En 2018 tuvimos la oportunidad de escuchar la experiencia de la Sra. Kishida Hiroko en el Museo Memorial de la Paz de Hiroshima, quien al momento de la explosión solo tenía seis años, una charla sencilla pero impactante. Actualmente y gracias a los medios digitales es posible llegar a conocer las cosas terribles por las que pasaron estas personas. Nos permitimos recomendar dos audiovisuales que son la excelente Lluvia negra (Kuroi ame, 1989) del legendario Imamura Shohei y el documental Luz blanca, lluvia negra (White Light/Black Rain: The Destruction of Hiroshima and Nagasaki, 2007) de Steven Okazaki.

En la actualidad

En 2020 se estimaba que quedaban más o menos ciento treinta y seis mil sobrevivientes y aunque el número parece grande, debemos recordar que muchos de ellos ya tenían en aquel momento una edad que hoy los coloca en las ocho décadas de existencia como mínimo. Aunque ahora hay muchas entrevistas grabadas en video la pregunta que todos se hacen es ¿qué pasará cuando la última de sus voces se apague? Así lo expuso en una entrevista a la cadena NHK en 2020 Wada Masako: «Tengo mucho miedo de imaginar un mundo en el que los hibakusha, que pueden hablar de sus experiencias, se hayan ido... Cada vez que pienso en perderlos, siento ganas de llorar...».

Y es aquí cuando el ingenio humano hace gala de lo bien que se pueden hacer las cosas si existe voluntad.
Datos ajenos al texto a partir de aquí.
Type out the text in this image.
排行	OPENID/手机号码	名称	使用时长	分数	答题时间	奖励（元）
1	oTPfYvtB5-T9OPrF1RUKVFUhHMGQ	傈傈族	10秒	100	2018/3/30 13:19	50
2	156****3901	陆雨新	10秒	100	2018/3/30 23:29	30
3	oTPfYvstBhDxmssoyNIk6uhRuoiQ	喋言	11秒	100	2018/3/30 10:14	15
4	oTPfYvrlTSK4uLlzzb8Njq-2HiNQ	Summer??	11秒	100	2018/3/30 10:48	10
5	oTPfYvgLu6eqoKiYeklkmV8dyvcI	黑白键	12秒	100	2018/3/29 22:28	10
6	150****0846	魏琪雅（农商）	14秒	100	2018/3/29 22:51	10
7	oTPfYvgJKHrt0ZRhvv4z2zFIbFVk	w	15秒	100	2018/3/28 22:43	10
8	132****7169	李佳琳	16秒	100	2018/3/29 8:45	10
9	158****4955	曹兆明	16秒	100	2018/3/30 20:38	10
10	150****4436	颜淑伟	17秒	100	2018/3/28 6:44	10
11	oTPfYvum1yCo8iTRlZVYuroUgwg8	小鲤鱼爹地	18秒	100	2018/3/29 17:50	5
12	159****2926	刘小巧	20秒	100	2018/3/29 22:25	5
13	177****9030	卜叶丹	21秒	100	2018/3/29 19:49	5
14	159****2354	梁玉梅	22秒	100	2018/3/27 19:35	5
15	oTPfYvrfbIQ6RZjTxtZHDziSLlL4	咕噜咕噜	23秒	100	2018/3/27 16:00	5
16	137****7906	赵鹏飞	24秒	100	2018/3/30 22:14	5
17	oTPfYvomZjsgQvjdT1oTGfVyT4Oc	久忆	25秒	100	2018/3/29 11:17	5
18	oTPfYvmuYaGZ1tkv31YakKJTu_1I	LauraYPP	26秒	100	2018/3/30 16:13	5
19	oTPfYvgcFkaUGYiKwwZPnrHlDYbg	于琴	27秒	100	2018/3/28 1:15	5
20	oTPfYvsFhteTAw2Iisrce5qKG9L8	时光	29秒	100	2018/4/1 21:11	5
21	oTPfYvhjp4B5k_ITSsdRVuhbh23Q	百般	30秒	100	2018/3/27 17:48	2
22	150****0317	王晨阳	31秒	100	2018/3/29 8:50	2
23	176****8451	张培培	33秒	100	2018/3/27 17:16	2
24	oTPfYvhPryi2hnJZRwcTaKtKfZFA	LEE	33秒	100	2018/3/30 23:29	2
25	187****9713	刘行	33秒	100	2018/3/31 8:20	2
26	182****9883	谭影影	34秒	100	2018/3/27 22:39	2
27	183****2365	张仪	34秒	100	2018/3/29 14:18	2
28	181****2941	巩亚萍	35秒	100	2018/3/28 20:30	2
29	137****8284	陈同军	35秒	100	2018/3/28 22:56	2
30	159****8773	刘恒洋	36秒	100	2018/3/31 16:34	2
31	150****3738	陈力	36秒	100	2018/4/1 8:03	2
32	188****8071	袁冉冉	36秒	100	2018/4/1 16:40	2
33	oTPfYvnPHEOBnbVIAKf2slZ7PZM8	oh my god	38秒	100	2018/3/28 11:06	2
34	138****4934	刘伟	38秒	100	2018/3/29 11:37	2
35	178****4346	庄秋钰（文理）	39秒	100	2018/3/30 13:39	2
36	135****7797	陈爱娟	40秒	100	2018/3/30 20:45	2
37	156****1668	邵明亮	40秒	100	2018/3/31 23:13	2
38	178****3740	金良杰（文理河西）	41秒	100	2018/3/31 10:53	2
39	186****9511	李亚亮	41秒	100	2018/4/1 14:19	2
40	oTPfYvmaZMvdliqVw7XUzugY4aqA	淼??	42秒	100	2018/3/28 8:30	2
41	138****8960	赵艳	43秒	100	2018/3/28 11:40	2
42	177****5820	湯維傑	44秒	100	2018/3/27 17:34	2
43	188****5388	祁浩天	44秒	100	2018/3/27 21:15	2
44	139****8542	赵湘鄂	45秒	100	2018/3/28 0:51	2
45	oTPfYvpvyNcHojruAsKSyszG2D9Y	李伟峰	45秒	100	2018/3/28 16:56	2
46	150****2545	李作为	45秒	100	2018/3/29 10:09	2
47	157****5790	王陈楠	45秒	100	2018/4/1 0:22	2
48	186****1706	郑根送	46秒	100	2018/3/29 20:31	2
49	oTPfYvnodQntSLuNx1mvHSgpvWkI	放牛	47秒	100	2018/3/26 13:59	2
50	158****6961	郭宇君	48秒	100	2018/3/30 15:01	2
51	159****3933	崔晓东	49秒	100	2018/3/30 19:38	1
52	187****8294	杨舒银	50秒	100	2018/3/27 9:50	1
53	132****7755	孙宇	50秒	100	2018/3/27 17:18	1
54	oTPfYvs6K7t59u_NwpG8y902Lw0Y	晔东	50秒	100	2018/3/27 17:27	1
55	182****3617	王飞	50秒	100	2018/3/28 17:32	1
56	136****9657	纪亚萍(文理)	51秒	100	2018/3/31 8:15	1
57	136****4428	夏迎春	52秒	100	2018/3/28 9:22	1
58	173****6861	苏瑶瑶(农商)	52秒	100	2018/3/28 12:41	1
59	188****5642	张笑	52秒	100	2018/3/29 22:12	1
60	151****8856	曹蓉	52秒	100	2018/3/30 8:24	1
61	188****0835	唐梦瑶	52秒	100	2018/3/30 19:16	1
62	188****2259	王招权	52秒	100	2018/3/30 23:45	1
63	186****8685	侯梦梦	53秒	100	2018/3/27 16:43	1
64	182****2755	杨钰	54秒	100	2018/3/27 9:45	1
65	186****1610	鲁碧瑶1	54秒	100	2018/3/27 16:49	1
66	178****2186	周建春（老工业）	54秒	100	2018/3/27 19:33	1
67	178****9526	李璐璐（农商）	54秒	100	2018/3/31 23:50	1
La ciudad de Hiroshima inauguró el programa «Herederos», para pasar los testimonios de cada uno de los hibakusha que se ha atrevido a hablar a otra persona, quien se encargará de mantener vivo el relato, porque consideran que es precisamente el factor humano, la empatía que podemos sentir y transmitir a otras personas lo que logra que nos identifiquemos con el interlocutor, —a diferencia de una reproducción de video—.

La política militar de la «Destrucción mutua Asegurada» cuyas siglas en inglés la explican muy bien MAD —Loco, demente, chiflado—, establecida en 1962, la que expresa y explica que un ataque nuclear a un país que pueda responder de la misma forma, garantiza la aniquilación completa, no solo de los países en guerra, sino de la raza humana en su totalidad, puesto que las partículas radioactivas viajarían con las corrientes de aire y el invierno nuclear cubriría el globo bajando las temperaturas, y afectando cosechas, animales y humanos. Quiero pensar que las lecciones aprendidas con el sufrimiento de Hiroshima y Nagasaki no han sido en vano como lo dijo Sting en su canción Russians de 1985: «¿Cómo puedo salvar a mi hijo del mortal juguete de Oppenheimer?... No existe una guerra que se pueda ganar, es una mentira que ya no nos creemos».

Rolando José Rodríguez De León, doctor en Comunicación Audiovisual y vicedecano de la Facultad de Arquitectura y Diseño.